BEIJING Police shot and killed five members of an alleged radical Islamic separatist group in the far west of China as Beijing tightened security ahead of next month's Olympic Games, state media reported Wednesday.
Two members of the group were hospitalized following a police raid on a hideout in Urumqi, capital of the northwestern territory of Xinjiang, the Xinhua News Agency said. Eight others were arrested, it said.
Xinhua said the group, which included five women, brandished knives and swore to fight to the death after more than a dozen police officers surrounded their apartment.
"The suspects confessed they had all received training on the launching of a 'holy war,"' Xinhua said.
Xinhua said the group was dedicated to establishing an independent Muslim state in Xinjiang and slaughtering members of China's majority Han ethnic group who have streamed into the region, 1,500 miles west of Beijing, since it was occupied by communist troops in 1949.
The reports come amid a nationwide security crackdown ahead of the Beijing Olympics that has targeted militants and government critics in Xinjiang and the Himalayan region of Tibet, the scene of deadly anti-government rioting earlier this year.
Authorities have previously accused Xinjiang separatists of attempting to crash an airliner in March and planning to kidnap athletes and journalists during the games.
At a rally for Olympic organizers in Beijing on Wednesday, Chinese Vice President Xi Jinping called security the single most important task for organizers in the runup to the games.
"A safe Olympics is the biggest indicator of the success of the games," Xi, tasked with supervising overall Olympic preparations, said in a speech at the Great Hall of the People, the seat of China's legislature.
"A safe Olympics is also a key indicator of the positive reflection of our nation's image," he said, underscoring the massive national prestige communist leaders have invested in the Aug. 8-24 games.
China claims Tibetan forces allied with the exiled Dalai Lama and Xinjiang separatists are seeking to torpedo the games with violent plots, including the use of suicide bombers.

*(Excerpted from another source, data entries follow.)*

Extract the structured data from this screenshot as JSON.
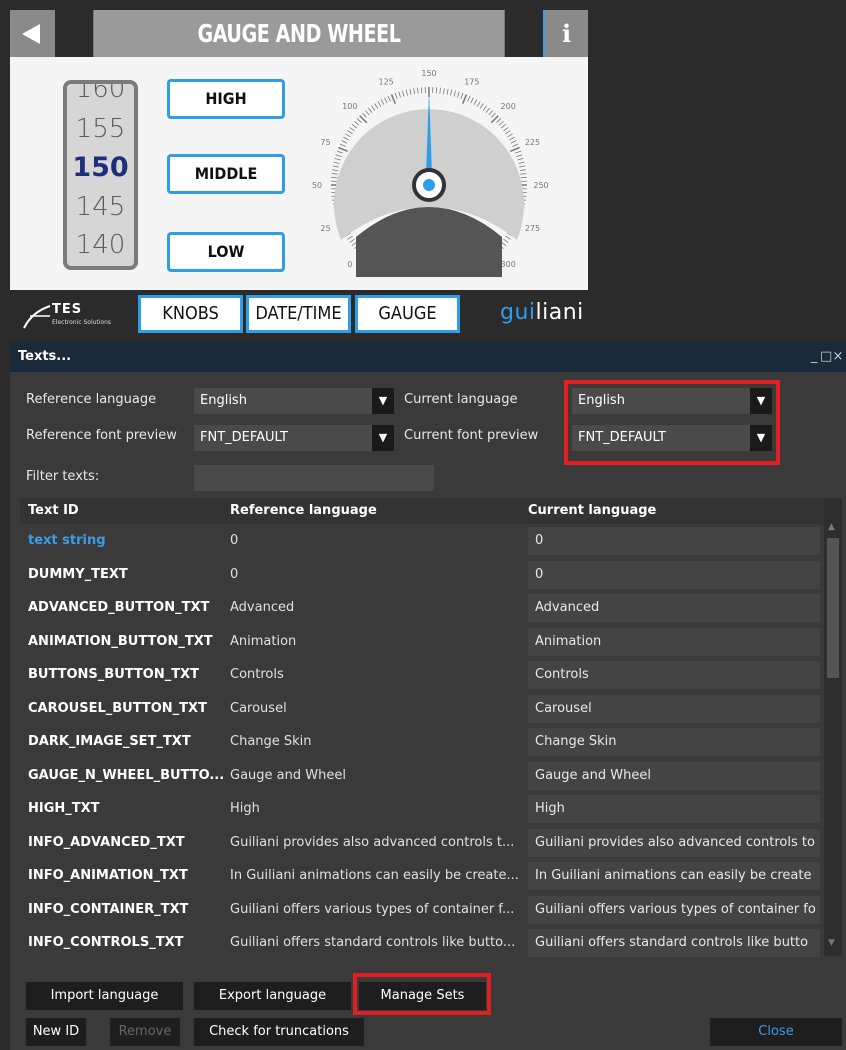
{
  "app": {
    "title": "GAUGE AND WHEEL",
    "info_label": "i",
    "wheel_values": [
      "160",
      "155",
      "150",
      "145",
      "140"
    ],
    "buttons": {
      "high": "HIGH",
      "middle": "MIDDLE",
      "low": "LOW"
    },
    "gauge": {
      "ticks": [
        "0",
        "25",
        "50",
        "75",
        "100",
        "125",
        "150",
        "175",
        "200",
        "225",
        "250",
        "275",
        "300"
      ],
      "value": 150,
      "max": 300
    },
    "logo": {
      "name": "TES",
      "subtitle": "Electronic Solutions"
    },
    "nav": {
      "knobs": "KNOBS",
      "datetime": "DATE/TIME",
      "gauge": "GAUGE"
    },
    "brand": {
      "part1": "gui",
      "part2": "liani"
    }
  },
  "window": {
    "title": "Texts...",
    "controls": [
      "_",
      "□",
      "×"
    ],
    "reference_language_label": "Reference language",
    "reference_language_value": "English",
    "current_language_label": "Current language",
    "current_language_value": "English",
    "reference_font_label": "Reference font preview",
    "reference_font_value": "FNT_DEFAULT",
    "current_font_label": "Current font preview",
    "current_font_value": "FNT_DEFAULT",
    "filter_label": "Filter texts:",
    "filter_value": "",
    "columns": [
      "Text ID",
      "Reference language",
      "Current language"
    ],
    "rows": [
      {
        "id": "text string",
        "ref": "0",
        "cur": "0"
      },
      {
        "id": "DUMMY_TEXT",
        "ref": "0",
        "cur": "0"
      },
      {
        "id": "ADVANCED_BUTTON_TXT",
        "ref": "Advanced",
        "cur": "Advanced"
      },
      {
        "id": "ANIMATION_BUTTON_TXT",
        "ref": "Animation",
        "cur": "Animation"
      },
      {
        "id": "BUTTONS_BUTTON_TXT",
        "ref": "Controls",
        "cur": "Controls"
      },
      {
        "id": "CAROUSEL_BUTTON_TXT",
        "ref": "Carousel",
        "cur": "Carousel"
      },
      {
        "id": "DARK_IMAGE_SET_TXT",
        "ref": "Change Skin",
        "cur": "Change Skin"
      },
      {
        "id": "GAUGE_N_WHEEL_BUTTO...",
        "ref": "Gauge and Wheel",
        "cur": "Gauge and Wheel"
      },
      {
        "id": "HIGH_TXT",
        "ref": "High",
        "cur": "High"
      },
      {
        "id": "INFO_ADVANCED_TXT",
        "ref": "Guiliani provides also advanced controls t...",
        "cur": "Guiliani provides also advanced controls to"
      },
      {
        "id": "INFO_ANIMATION_TXT",
        "ref": "In Guiliani animations can easily be create...",
        "cur": "In Guiliani animations can easily be create"
      },
      {
        "id": "INFO_CONTAINER_TXT",
        "ref": "Guiliani offers various types of container f...",
        "cur": "Guiliani offers various types of container fo"
      },
      {
        "id": "INFO_CONTROLS_TXT",
        "ref": "Guiliani offers standard controls like butto...",
        "cur": "Guiliani offers standard controls like butto"
      }
    ],
    "buttons": {
      "import": "Import language",
      "export": "Export language",
      "manage_sets": "Manage Sets",
      "new_id": "New ID",
      "remove": "Remove",
      "check_truncations": "Check for truncations",
      "close": "Close"
    }
  },
  "colors": {
    "accent": "#2f9ee8",
    "highlight": "#e02020",
    "title_bar": "#1b2a38"
  }
}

No evidence has been provided to support the claims, while critics accuse Beijing of using terrorism accusations to silence even peaceful dissent and often portraying ordinary criminal acts or civil unrest as terrorist-inspired in a bid to win public support.
Like Tibetans, Xinjiang's indigenous Uighur ethnic group has a language and culture distinct from that of China's Han ethnic majority, and extremists among them have waged a low-intensity struggle against Chinese rule for decades. Many have been sentenced to long prison terms or death on separatism charges.
Xinhua said police had been hunting the Xinjiang gang since they attacked a beauty salon in May and were forced to fire on the group Wednesday when they charged out of the apartment after tear gas was fired into it.
Calls to the police spokesman's office in Urumqi rang unanswered Wednesday, and a security guard at the Chenguan Garden community where the raid reportedly occurred hung up the phone when asked about the incident.
Beijing typically blames attacks in the area on the East Turkestan Islamic Movement, a militant group that demands separation from China, and which Washington claims is linked with al-Qaida.
Despite China's claims that terrorism is the main threat to the games, security experts say there is only a faint likelihood of attacks because of strict social controls.